The Spaniards lived for some time in Hispaniola without suspecting that the islanders worshipped anything else than the stars, or that they had any kind of religion; I have indeed several times reported that these islanders only adored the visible stars and the heavens. But after mingling with them for some years, and the languages becoming mutually intelligible, many of the Spaniards began to notice among them divers ceremonies and rites. Brother Roman,[19] a hermit, who went, by order of Columbus, amongst the caciques to instruct them in the principles of Christianity, has written a book in the Spanish language on the religious rites of the islanders. I undertake to review this work, leaving out some questions of small importance. I now offer it to you as follows:
It is known that the idols to whom the islanders pay public worship represent goblins which appear to them in the darkness, leading them into foolish errors; for they make images, in the forms of seated figures, out of plaited cotton, tightly stuffed inside, to represent these nocturnal goblins and which resemble those our artists paint upon walls.
[Note 19: Roman Pane was a Jeronymite friar who, as here stated, wrote by order of Columbus. His work was in twenty-six chapters covering eighteen pages, and was inserted at the end of the sixty-first chapter of the Storia of Fernando Columbus. The original Spanish MS. is lost, the text being known in an Italian translation published in Venice in 1571. Brasseur de Bourbourg published a French translation in his work on Yucatan, Relation des Choses de Yucatan de Diego Landa. Paris, 1864.]
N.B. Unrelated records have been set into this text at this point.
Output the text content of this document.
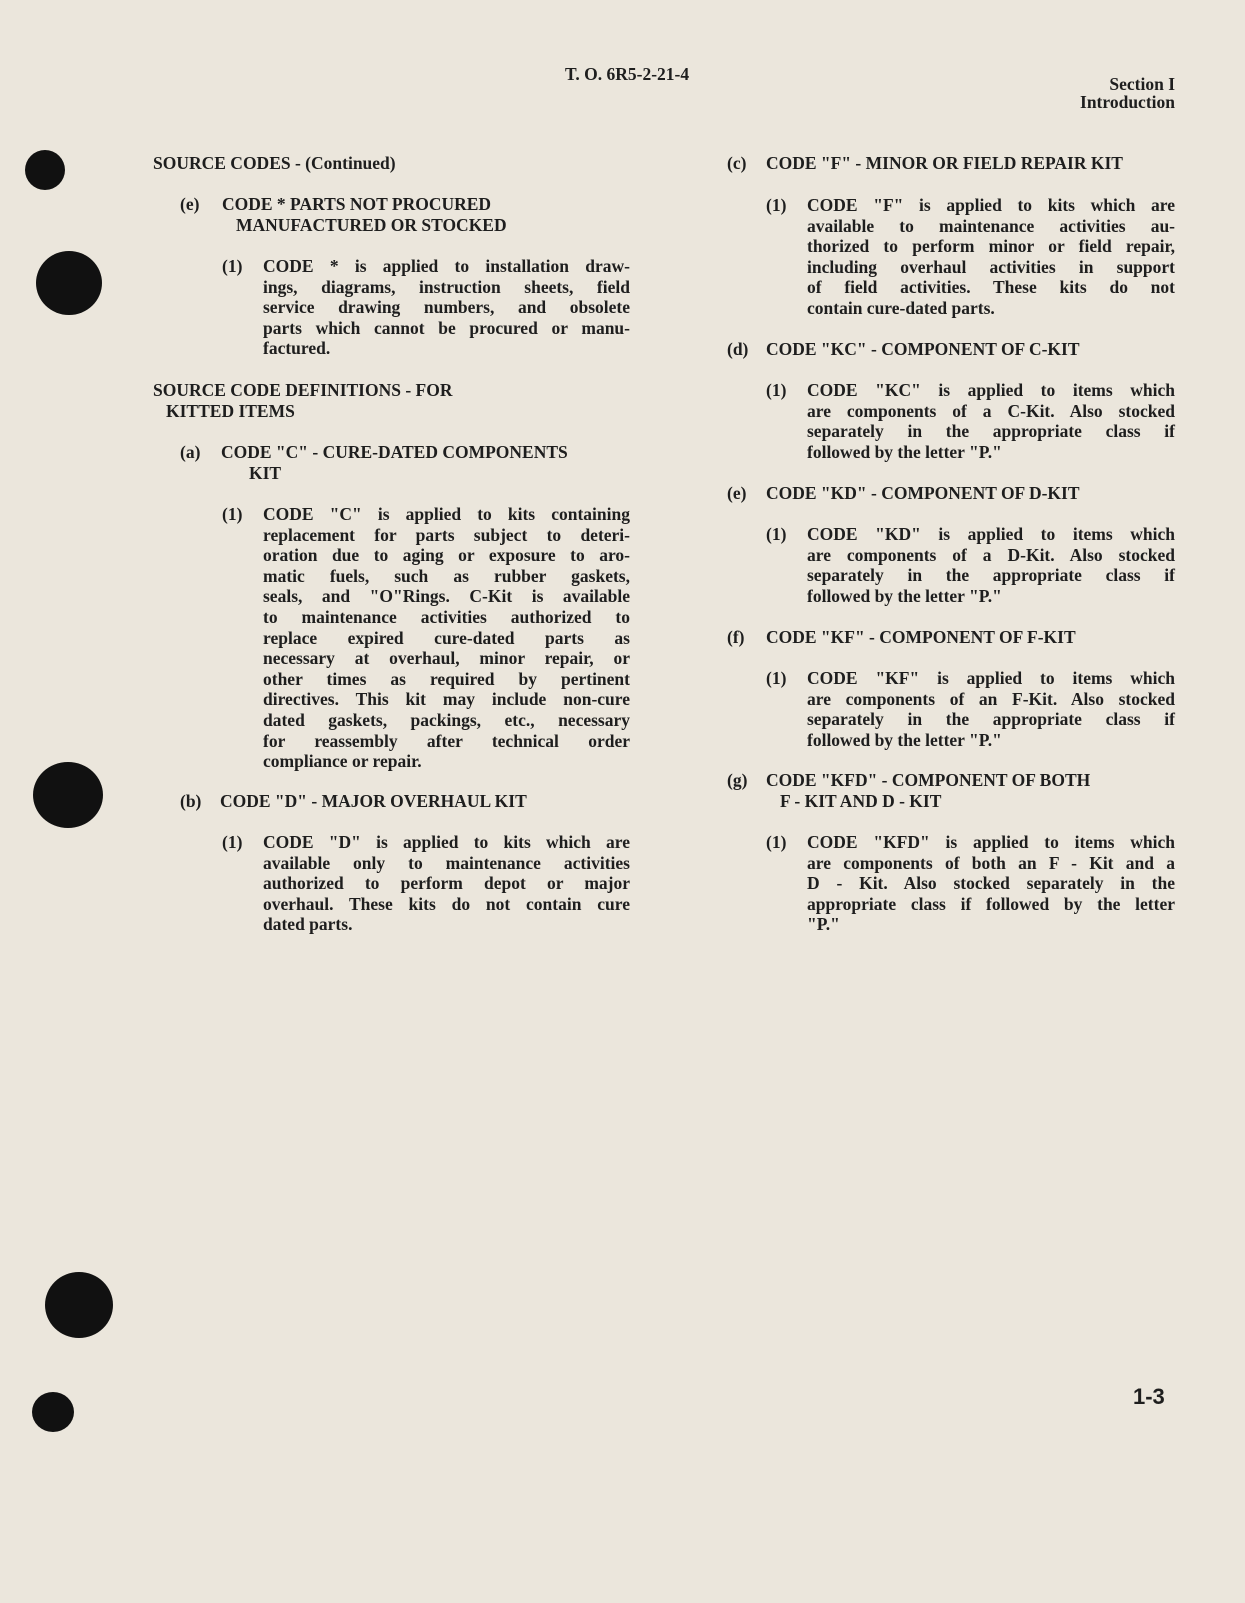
T. O. 6R5-2-21-4	Section I
Introduction
SOURCE CODES - (Continued)
(e) CODE * PARTS NOT PROCURED
MANUFACTURED OR STOCKED
(1) CODE * is applied to installation draw-
ings, diagrams, instruction sheets, field
service drawing numbers, and obsolete
parts which cannot be procured or manu-
factured.
SOURCE CODE DEFINITIONS - FOR
KITTED ITEMS
(a) CODE "C" - CURE-DATED COMPONENTS
KIT
(1) CODE "C" is applied to kits containing
replacement for parts subject to deteri-
oration due to aging or exposure to aro-
matic fuels, such as rubber gaskets,
seals, and "O"Rings. C-Kit is available
to maintenance activities authorized to
replace expired cure-dated parts as
necessary at overhaul, minor repair, or
other times as required by pertinent
directives. This kit may include non-cure
dated gaskets, packings, etc., necessary
for reassembly after technical order
compliance or repair.
(b) CODE "D" - MAJOR OVERHAUL KIT
(1) CODE "D" is applied to kits which are
available only to maintenance activities
authorized to perform depot or major
overhaul. These kits do not contain cure
dated parts.
(c) CODE "F" - MINOR OR FIELD REPAIR KIT
(1) CODE "F" is applied to kits which are
available to maintenance activities au-
thorized to perform minor or field repair,
including overhaul activities in support
of field activities. These kits do not
contain cure-dated parts.
(d) CODE "KC" - COMPONENT OF C-KIT
(1) CODE "KC" is applied to items which
are components of a C-Kit. Also stocked
separately in the appropriate class if
followed by the letter "P."
(e) CODE "KD" - COMPONENT OF D-KIT
(1) CODE "KD" is applied to items which
are components of a D-Kit. Also stocked
separately in the appropriate class if
followed by the letter "P."
(f) CODE "KF" - COMPONENT OF F-KIT
(1) CODE "KF" is applied to items which
are components of an F-Kit. Also stocked
separately in the appropriate class if
followed by the letter "P."
(g) CODE "KFD" - COMPONENT OF BOTH
F - KIT AND D - KIT
(1) CODE "KFD" is applied to items which
are components of both an F - Kit and a
D - Kit. Also stocked separately in the
appropriate class if followed by the letter
"P."
1-3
I have sent you four of these images, and you have been able to examine them and verify their resemblance to the goblins. You will also be able to describe them to the most serene King, your uncle, better than I could do in writing. The natives call these images zemes. When they are about to go into battle, they tie small images representing little demons upon their foreheads, for which reason these figures, as you will have seen, are tied round with strings. They believe that the zemes send rain or sunshine in response to their prayers, according to their needs. They believe the zemes to be intermediaries between them and God, whom they represent as one, eternal, omnipotent, and invisible. Each cacique has his zemes, which he honours with particular care. Their ancestors gave to the supreme and eternal Being two names, Iocauna and Guamaonocon. But this supreme Being was himself brought forth by a mother, who has five names, Attabeira, Mamona, Guacarapita, Iella, and Guimazoa.